Light the fire early! Having to wait ages for the meat to braai often leads to snacking on the wrong, high fat snacks. 

Tip 3: Include a variety of food

This tip applies not only to a braai but to all meals. Half of ones plate should always consist of vegetables or salad, a quarter of the plate may consist of starch and one quarter of meat. 

Vegetables:
  • A great idea to ensure that vegetables are part of the braai is to serve vegetable kebabs. Make use of the following vegetables and make your own kebabs: mushrooms, peppers, baby marrows, pumpkin and brinjals. Ready made vegetable kebabs are also available from leading grocery stores. 
  • Roasted vegetables drizzled with olive oil or balsamic vinegar is always a winner. 
  • Add colour to the meal by including carrot salad, sweet potato salad, three bean salad or beetroot salad. 
  • Tired of the usual salad dressing? Lightly drizzle a tossed green salad with lemon juice or balsamic vinegar. 
  • For a healthy potato salad use light mayonnaise or fat free yogurt. 
  • Pre-boil mielies until just tender, then place on the braai to add a braai flavour. 

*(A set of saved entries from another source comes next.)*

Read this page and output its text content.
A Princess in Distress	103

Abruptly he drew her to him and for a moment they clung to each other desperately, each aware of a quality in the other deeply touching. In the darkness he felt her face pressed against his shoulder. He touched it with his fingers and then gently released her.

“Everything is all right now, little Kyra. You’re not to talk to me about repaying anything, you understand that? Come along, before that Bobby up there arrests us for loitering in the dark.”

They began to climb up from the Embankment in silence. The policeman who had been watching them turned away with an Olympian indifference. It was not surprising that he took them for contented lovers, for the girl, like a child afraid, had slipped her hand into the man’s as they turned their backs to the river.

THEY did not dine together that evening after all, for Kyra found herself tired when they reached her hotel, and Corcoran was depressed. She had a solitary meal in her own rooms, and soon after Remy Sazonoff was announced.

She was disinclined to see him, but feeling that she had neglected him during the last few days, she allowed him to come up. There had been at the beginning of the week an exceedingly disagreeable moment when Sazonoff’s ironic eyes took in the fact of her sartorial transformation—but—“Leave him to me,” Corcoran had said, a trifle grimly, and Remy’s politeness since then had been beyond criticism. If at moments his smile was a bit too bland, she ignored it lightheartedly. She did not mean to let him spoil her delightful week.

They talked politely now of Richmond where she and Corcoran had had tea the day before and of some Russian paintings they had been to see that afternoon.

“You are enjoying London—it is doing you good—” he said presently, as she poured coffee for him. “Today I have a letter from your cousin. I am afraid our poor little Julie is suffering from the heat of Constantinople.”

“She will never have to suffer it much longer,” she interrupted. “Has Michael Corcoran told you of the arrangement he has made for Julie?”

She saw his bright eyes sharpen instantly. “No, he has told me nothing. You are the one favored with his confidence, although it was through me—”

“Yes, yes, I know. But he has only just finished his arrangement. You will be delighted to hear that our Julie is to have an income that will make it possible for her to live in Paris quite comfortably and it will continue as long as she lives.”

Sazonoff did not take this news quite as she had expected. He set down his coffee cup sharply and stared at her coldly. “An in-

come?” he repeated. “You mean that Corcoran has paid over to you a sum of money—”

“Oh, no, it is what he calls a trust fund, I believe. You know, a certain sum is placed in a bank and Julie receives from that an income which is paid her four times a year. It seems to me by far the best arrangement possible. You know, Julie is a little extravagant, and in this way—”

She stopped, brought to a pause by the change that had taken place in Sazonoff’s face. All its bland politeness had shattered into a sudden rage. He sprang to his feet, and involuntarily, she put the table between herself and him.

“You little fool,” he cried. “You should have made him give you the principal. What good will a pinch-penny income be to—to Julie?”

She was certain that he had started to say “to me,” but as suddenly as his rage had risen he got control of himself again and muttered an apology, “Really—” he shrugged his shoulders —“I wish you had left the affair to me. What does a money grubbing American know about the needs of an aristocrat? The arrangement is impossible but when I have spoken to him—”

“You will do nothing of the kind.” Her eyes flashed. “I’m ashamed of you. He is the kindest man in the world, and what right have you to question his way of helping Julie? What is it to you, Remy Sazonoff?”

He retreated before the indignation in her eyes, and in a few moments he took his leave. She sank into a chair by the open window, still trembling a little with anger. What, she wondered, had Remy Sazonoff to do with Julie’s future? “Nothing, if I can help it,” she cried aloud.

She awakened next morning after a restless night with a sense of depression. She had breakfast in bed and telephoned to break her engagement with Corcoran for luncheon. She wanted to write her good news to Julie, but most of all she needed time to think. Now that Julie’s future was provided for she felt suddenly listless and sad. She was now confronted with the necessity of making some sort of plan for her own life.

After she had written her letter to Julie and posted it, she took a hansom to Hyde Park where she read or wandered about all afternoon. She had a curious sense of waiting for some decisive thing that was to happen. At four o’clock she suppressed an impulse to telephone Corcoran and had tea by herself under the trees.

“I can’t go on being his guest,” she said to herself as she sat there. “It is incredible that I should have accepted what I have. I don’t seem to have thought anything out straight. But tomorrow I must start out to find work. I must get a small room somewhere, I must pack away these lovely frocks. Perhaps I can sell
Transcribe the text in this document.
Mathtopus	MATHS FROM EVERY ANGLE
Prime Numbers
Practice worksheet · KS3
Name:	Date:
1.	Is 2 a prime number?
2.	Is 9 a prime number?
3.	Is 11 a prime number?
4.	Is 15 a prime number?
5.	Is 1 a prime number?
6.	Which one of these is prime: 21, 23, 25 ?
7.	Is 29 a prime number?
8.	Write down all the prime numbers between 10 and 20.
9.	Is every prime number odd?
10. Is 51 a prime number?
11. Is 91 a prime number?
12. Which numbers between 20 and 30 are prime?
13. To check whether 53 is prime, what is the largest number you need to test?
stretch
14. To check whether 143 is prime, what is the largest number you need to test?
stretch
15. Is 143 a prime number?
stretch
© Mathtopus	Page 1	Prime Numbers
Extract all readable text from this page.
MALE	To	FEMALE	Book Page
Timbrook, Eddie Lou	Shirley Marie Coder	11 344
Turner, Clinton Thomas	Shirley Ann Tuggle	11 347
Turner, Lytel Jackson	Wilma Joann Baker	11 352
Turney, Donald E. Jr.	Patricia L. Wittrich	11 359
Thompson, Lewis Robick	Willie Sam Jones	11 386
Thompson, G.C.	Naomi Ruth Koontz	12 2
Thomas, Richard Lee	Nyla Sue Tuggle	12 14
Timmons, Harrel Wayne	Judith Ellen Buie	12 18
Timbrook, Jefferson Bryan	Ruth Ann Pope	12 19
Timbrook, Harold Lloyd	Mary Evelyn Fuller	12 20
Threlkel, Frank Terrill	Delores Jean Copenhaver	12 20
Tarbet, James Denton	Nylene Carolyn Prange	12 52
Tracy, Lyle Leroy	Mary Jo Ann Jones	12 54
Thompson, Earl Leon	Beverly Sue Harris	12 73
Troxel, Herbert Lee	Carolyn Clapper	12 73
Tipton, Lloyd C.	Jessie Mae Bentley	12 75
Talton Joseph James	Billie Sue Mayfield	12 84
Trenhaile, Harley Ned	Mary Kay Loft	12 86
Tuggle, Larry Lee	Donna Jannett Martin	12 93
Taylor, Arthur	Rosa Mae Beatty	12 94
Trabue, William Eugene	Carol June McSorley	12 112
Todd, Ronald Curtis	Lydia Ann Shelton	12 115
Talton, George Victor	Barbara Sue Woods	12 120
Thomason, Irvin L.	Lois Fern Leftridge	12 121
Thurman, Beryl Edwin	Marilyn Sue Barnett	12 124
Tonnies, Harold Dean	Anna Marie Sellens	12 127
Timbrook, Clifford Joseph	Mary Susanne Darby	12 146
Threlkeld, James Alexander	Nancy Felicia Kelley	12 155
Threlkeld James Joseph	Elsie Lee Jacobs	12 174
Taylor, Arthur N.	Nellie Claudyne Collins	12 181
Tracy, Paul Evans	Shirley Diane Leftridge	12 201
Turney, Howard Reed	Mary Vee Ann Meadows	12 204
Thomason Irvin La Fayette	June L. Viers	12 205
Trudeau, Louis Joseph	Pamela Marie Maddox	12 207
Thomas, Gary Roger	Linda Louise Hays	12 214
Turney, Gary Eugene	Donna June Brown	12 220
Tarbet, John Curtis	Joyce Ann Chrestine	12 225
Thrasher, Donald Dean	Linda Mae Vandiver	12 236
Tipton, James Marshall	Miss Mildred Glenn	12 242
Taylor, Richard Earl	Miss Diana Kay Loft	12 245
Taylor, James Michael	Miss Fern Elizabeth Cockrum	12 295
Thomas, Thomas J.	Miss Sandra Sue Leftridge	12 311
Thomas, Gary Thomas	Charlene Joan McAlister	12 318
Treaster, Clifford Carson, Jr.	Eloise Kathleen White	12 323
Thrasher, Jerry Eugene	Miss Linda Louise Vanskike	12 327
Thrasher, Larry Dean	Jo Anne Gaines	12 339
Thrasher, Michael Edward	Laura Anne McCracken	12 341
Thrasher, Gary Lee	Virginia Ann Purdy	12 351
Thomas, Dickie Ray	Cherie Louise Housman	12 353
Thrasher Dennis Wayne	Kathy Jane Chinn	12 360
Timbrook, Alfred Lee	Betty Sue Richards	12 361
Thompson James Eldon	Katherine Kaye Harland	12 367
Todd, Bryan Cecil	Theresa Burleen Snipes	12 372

Tip 5: For the meat lovers

Boerewors and chops are often filled with unwanted fat and cholesterol. 

Rather choose lean meats to enjoy. For example:
  • Fish – a great alternative to the usual chop
  • Fillet
  • Lean beef
  • Ostrich
  • Homemade chicken kebabs. Make use of skinless chicken breasts and season with your choice of herbs. 
Remember to remove the fat before placing the meat on the braai. One should thus cut away all visible fat. When using chicken one should remove the skin.  

Lemon juice, garlic and fresh herbs can go a long way in adding flavour to the meal. Use the above mentioned instead of oily marinades, butter or margarine. Make use of herbs and spices to replace salt (this will assist in managing ones blood pressure).

Tip 6: Healthy starch options

Instead of serving white bread rolls at the braai choose from the following options:
Low GI brown bread, seeded rolls, whole-wheat pita, sweet potato or baby potatoes, barley or couscous. 

Tip 7: Time for Dessert
  • Fruit salad or fruit kebabs will not only add colour to the festivities but will definitely ensure that you don’t feel guilty after a second bowl of dessert.
  • Drizzle the kebabs with chocolate sauce or serve with a mixture of fat free cottage cheese and vanilla essence or fat free vanilla yogurt for added flavour. 

Tip 8: Drinks
  • Alcohol is loaded with kilojoules. One must therefore go easy on the beer, ciders and alcoholic beverages. Remember to alternate every alcoholic drink with a large glass of water.
  • Men should limit the intake of alcohol to 2 units per day and women to 1 (1unit=120ml wine, 340ml beer, 25ml spirits). Always choose light beer, light wine and light ciders.
  • Serve a jug of water with strawberries, sliced lemon or mint. A cold glass of water is always delicious on a hot summers day! 


May you enjoy the warm weather, experiment with healthy braai options and spend your braai's in great company!